Sunday-bathing behavior: The peculiar posture that many birds presume on vivid, sunny days, while spreading and fluffing their feathers for the purpose of exposing their feather (or peel) to the calorie-free and/or heat of the sun. Whilesun-bathing, martins position their bodies perpendicularly to the dominicus, lean fashion over, roll their heads way to the side, erect their throat feathers, shut their eyes, and announced to exist in a deep, motionless trance.

Sunning: Another term for "sun-bathing." There are several theories equally to why birds sun. One is that is causes the ectoparasites living in their plumage to go more active, making information technology easier for them to exist eaten or removed. Second, that it releases vitamin D from the preen oil, which in plow is ingested past the birds while preening. Third, that the sun dries and fluffs the feathers, helping maintaining good insulation. Fourth, that birds may exist able to increase their free energy reserves by absorbing solar radiations through the peel. And fifth, that it only, plain feels expert.

SY: Bird banding terminology for "2nd-year." This is a bird in its 2d agenda yr of life. AnSY-Thou is a subadult male Purple Martin. Subadult martins are reproductively mature, just not all of them breed. Near SY female Purple Martins breed, just not all SY males do considering there are more males than females in the population. The SY plumage of Regal Martins is distinct from their ASY plumage. Encounter "ASY" and "adult," and "subadult".

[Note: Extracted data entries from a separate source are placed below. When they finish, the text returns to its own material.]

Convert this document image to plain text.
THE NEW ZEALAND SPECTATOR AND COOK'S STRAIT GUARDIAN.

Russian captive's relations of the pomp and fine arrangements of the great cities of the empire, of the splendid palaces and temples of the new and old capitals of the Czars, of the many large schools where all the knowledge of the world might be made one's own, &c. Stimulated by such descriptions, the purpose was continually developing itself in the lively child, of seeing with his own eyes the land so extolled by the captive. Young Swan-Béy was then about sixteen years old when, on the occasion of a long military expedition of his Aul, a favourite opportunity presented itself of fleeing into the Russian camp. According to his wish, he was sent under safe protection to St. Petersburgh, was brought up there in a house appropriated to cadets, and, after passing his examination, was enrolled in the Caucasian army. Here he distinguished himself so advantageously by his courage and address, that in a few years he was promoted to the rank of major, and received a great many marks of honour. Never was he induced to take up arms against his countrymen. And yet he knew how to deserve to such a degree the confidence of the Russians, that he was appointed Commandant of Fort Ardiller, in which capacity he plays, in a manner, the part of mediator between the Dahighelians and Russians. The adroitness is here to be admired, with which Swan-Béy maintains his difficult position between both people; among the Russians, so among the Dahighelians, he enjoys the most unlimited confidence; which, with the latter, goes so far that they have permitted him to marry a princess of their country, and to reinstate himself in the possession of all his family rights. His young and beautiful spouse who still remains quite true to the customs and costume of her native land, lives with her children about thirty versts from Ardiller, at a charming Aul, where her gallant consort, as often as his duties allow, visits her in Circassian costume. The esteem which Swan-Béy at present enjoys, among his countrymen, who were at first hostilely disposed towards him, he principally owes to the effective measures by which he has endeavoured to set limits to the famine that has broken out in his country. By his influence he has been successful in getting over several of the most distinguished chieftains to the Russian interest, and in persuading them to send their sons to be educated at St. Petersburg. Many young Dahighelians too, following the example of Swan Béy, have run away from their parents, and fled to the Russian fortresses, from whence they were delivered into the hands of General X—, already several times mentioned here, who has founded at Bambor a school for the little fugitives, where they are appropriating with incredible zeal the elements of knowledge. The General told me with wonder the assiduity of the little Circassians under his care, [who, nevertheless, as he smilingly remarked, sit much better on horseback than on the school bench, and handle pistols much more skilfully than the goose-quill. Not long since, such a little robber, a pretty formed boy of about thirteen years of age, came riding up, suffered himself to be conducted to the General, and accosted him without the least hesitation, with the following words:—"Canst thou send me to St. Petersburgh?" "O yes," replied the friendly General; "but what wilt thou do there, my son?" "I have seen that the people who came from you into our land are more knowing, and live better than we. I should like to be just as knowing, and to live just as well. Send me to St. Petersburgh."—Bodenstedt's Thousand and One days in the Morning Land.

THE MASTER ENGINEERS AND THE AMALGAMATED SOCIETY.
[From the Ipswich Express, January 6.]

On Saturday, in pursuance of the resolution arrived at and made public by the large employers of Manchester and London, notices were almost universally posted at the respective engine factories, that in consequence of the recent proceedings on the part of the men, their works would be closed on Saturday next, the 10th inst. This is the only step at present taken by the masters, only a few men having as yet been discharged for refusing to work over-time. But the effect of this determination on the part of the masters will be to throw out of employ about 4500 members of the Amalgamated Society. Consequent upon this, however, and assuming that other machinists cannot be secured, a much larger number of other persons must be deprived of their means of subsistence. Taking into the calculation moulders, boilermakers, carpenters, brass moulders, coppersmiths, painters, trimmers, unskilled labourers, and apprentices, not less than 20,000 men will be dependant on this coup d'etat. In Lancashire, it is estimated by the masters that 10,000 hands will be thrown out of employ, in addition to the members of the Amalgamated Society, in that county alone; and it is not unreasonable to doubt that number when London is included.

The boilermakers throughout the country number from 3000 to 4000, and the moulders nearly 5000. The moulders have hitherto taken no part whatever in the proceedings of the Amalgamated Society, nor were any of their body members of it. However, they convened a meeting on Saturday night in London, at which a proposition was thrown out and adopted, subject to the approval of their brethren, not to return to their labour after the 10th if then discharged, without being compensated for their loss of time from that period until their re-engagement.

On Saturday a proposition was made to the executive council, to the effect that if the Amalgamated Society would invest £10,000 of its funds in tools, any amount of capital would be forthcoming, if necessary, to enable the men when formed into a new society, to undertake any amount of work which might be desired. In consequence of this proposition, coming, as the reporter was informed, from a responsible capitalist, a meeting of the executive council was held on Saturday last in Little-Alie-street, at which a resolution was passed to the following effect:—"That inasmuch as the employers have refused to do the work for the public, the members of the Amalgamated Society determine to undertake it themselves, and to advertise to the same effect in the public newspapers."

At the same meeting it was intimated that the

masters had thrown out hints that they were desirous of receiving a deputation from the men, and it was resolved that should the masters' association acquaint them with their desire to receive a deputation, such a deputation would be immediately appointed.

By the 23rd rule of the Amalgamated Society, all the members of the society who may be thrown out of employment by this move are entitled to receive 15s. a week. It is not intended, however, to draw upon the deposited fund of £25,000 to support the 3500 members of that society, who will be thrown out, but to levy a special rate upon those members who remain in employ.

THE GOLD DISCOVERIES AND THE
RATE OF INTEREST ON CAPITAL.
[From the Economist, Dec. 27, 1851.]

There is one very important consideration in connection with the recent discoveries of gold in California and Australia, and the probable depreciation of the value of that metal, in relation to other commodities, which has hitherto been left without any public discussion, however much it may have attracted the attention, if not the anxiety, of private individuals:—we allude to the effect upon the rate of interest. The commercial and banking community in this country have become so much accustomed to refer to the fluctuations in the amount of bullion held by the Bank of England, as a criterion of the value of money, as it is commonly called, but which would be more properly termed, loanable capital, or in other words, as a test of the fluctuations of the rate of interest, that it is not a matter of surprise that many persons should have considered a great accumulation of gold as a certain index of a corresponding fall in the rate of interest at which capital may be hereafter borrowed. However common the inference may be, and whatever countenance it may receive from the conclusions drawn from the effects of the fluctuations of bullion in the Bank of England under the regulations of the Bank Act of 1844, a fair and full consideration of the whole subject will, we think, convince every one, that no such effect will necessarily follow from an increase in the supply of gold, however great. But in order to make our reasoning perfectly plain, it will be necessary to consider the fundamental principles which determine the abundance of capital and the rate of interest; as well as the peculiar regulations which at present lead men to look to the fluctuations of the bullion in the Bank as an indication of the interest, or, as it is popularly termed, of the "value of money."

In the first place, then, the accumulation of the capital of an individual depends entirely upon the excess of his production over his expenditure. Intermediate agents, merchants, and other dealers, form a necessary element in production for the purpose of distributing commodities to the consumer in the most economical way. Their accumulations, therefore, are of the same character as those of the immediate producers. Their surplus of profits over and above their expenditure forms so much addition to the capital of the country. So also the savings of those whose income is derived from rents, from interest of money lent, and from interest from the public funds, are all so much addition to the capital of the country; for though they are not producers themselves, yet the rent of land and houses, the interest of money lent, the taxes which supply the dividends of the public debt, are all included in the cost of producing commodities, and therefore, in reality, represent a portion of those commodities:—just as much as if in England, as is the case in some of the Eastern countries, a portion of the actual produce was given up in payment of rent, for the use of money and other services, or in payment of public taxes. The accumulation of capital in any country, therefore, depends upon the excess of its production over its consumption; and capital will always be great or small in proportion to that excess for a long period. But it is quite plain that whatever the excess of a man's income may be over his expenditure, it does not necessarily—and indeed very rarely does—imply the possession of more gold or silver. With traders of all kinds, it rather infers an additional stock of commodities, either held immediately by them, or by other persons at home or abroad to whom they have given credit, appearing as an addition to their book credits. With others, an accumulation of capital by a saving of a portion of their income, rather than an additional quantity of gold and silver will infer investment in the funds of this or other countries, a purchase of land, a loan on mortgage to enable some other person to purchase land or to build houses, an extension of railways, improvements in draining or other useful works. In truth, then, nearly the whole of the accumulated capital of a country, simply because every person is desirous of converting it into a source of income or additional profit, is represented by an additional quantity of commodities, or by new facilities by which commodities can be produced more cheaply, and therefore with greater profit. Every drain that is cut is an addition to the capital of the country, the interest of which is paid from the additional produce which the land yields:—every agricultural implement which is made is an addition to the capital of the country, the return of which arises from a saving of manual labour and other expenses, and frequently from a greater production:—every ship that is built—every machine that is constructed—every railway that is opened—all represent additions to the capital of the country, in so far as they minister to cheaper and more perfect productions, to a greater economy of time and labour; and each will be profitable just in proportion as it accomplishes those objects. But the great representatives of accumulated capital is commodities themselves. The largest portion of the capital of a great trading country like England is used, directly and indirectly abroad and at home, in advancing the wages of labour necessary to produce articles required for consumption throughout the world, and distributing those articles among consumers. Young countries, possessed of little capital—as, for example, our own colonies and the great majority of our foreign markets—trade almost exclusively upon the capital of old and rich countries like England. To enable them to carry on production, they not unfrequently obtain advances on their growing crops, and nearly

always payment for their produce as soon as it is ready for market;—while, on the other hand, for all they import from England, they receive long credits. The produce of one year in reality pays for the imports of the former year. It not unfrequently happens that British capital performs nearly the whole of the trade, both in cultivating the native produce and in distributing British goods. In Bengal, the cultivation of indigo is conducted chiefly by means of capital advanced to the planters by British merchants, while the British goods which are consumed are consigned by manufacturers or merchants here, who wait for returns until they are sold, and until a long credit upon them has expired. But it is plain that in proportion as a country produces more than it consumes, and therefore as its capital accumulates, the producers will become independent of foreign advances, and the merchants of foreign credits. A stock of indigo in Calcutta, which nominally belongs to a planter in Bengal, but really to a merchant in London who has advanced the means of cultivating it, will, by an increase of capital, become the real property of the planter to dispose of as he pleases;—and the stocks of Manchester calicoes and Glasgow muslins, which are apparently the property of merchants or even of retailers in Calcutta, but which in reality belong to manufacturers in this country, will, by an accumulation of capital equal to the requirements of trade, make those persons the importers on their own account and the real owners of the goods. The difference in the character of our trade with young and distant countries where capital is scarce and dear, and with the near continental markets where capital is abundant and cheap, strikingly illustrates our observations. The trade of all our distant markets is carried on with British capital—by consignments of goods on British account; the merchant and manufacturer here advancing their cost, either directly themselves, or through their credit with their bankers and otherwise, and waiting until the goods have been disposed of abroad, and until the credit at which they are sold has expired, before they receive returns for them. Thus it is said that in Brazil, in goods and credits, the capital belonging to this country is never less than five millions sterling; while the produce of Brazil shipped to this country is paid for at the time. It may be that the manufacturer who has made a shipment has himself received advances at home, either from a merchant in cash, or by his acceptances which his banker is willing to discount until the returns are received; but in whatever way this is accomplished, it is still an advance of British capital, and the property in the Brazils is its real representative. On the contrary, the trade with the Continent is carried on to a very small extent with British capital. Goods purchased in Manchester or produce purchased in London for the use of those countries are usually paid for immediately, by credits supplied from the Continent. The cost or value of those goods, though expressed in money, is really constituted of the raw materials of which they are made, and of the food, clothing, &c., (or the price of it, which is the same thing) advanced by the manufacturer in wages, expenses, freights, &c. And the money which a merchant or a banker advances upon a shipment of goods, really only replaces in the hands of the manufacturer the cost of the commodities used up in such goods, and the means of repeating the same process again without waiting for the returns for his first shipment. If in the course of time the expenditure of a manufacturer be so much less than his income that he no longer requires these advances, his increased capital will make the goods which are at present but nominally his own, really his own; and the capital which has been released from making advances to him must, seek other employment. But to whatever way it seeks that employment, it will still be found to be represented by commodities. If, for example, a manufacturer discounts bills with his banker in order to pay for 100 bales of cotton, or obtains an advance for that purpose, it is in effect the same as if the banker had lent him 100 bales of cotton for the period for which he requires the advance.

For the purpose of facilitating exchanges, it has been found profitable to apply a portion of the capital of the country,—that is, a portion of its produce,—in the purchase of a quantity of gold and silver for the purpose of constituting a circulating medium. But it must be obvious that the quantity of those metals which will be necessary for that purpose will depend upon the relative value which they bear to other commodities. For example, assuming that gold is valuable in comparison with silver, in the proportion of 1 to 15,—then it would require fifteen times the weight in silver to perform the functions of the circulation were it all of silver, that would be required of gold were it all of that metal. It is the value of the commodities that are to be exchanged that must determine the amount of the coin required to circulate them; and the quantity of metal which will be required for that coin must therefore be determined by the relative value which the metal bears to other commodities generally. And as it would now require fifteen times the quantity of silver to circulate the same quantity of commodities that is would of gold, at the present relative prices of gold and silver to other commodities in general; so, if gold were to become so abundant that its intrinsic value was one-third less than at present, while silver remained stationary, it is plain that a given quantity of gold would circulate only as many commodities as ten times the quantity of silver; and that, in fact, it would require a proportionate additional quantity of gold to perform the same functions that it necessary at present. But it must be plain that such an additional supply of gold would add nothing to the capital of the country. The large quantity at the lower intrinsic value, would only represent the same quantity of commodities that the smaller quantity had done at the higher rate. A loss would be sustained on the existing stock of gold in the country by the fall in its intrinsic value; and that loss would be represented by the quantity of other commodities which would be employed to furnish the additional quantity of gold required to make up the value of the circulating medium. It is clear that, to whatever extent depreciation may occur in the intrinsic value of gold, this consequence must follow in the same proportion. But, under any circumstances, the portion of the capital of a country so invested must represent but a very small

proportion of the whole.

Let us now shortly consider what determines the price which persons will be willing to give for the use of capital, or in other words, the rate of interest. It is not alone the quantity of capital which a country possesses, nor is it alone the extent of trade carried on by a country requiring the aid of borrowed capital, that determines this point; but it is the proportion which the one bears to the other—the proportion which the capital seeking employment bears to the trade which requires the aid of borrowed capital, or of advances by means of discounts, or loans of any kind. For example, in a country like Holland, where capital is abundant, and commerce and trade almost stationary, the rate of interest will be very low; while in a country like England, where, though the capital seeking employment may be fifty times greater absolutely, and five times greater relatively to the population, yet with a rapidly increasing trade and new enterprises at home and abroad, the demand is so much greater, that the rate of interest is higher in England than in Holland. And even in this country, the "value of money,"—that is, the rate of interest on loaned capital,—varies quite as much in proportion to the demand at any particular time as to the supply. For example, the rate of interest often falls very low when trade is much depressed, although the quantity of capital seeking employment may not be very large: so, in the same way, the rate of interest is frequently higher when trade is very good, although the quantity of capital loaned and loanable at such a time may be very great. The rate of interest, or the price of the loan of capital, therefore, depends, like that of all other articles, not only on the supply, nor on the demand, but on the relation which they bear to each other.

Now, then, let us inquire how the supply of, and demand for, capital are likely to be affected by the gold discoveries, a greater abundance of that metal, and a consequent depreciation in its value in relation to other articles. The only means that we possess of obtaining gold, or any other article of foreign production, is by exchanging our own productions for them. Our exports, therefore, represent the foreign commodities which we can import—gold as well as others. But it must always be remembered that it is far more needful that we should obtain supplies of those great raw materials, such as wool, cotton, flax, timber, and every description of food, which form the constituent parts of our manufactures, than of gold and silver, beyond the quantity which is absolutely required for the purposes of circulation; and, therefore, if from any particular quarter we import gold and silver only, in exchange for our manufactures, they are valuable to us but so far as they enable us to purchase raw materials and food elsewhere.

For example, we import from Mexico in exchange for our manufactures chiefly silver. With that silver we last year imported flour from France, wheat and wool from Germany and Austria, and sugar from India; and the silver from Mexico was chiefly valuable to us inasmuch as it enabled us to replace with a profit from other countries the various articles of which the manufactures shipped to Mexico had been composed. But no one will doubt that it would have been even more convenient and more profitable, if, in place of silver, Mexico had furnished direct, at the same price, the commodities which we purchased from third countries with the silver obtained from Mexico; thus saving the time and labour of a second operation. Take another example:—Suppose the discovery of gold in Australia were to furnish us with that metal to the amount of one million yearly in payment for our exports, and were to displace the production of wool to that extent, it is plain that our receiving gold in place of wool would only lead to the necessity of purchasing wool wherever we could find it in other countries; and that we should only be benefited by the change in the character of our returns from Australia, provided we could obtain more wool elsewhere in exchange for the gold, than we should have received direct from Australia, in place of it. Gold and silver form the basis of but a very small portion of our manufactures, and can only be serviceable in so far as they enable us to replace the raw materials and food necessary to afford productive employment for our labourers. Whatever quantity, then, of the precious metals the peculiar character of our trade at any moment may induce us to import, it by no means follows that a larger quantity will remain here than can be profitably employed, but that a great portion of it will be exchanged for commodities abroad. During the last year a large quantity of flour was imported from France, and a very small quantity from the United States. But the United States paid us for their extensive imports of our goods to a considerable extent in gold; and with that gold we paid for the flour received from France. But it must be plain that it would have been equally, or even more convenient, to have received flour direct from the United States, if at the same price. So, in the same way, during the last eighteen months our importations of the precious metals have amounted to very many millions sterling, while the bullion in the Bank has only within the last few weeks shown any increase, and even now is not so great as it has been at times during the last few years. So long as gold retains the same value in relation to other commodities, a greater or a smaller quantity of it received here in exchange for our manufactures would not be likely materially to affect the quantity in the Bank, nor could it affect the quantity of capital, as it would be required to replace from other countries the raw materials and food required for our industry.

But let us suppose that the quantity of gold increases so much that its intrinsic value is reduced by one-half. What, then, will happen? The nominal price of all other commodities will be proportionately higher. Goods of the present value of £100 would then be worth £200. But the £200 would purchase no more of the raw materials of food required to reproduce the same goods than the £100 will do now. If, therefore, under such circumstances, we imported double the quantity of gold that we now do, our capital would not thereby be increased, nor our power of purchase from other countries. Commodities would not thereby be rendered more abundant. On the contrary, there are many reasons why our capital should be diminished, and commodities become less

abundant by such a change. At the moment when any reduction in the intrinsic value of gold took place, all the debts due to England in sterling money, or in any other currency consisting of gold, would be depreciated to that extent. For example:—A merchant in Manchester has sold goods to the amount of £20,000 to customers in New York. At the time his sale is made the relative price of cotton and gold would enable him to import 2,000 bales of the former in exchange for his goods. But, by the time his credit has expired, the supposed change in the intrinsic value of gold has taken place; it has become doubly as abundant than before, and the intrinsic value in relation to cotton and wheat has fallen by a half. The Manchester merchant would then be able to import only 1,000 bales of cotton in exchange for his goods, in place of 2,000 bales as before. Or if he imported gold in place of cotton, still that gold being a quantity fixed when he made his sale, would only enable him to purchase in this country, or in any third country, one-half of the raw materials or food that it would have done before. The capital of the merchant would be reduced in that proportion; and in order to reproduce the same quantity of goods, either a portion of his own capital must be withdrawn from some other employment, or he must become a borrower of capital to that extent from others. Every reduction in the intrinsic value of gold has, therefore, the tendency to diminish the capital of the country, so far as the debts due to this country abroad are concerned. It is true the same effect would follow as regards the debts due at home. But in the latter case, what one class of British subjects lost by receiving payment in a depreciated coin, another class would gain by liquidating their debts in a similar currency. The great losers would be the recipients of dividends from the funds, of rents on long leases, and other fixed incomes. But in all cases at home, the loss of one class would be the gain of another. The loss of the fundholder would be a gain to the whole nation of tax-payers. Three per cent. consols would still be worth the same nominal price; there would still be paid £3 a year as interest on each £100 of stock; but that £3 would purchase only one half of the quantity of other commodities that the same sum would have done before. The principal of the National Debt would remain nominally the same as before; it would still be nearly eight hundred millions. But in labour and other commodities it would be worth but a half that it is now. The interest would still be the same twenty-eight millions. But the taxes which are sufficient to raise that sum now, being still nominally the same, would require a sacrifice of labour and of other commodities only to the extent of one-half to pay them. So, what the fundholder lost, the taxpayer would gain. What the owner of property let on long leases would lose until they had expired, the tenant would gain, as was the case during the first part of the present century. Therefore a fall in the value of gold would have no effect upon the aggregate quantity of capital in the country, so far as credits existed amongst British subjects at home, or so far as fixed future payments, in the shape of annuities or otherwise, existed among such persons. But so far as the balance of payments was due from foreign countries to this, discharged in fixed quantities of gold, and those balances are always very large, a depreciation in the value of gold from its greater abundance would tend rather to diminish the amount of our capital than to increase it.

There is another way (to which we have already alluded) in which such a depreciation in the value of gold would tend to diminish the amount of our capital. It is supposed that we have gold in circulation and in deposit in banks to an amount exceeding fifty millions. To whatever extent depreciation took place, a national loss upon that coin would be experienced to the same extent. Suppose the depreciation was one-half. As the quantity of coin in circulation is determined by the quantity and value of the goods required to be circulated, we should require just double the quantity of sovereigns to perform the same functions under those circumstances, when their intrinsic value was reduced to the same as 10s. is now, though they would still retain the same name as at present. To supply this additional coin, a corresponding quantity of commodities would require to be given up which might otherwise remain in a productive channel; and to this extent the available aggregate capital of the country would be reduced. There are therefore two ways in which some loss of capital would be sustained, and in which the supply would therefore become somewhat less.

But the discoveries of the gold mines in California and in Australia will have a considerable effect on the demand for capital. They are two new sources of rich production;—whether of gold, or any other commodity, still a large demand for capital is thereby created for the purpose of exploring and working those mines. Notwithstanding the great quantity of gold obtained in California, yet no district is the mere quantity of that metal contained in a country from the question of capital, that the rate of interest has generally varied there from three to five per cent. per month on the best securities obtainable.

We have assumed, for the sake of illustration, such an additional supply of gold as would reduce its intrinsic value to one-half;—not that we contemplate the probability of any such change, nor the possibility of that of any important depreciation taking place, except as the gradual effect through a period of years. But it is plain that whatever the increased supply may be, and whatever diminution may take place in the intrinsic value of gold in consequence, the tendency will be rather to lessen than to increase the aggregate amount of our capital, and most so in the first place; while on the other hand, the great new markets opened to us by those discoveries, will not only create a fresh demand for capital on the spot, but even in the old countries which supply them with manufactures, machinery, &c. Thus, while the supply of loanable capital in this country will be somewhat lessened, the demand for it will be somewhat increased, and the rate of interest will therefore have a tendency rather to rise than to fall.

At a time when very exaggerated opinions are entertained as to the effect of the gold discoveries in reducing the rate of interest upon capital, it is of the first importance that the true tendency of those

Synanthropic: Literally "living with human being." The term refers to birds that are adjusted to living in close association with humans, or in human-modified habitats. For instance, the American Robin has benefited greatly past the creation of urban lawns, with their shortly-cropped grasses, making worm capture easier. In many respects, the Majestic Martin is the quintessentialsynanthropic species. For one, it's the but bird species in eastern North America that today, is totally dependent on humans for supplying it with nesting sites. Secondly, since it has been managed by man longer than any other species in Northward America, it has adult a very close human relationship with man - so much so that it rarely will nest in martin housing placed any farther from human housing than nigh 100 feet. And finally, it appears it may take benefited by homo's immigration of the forests for agriculture, both within its Due north America breeding range and its Southward American wintering range.

Syrinx: The organ of voice production unique to birds; a bird'due south "vocalization box." In about birds it is located over the junction of the trachea and the fork of the bronchi. Royal Martins are able to produce the wide repertoire of beautiful vocalizations they do, mainly because they take a highly-developedsyrinx.

Territory: An area of ground or airspace (including food sources and nest sites) that an organism defends confronting employ by other members of its species. Because aggressive Royal Martins defendterritories encompassing several side by side nest compartments.

Transient: A species or population that migrates through a given area, merely does non breed or winter there. Twice a year, during both its n (jump) and southward (fall) migrations, the Purple Martin passes through Central America where information technology is nowadays only as atransient.

Wintering Grounds: The geographic expanse that an animal migrates to later on breeding in summertime. The Purple Martin migrates to its S Americanwintering grounds for the non-breeding season, although it is southern hemisphere summer there.

Null Paternity: Males who have been totally cuckolded by their mates a nd are totally unrelated, genetically, to the offspring hatched from the eggs in their nest, laid by the female to which they are paired. See "Complete Paternity" and "Fractional Paternity."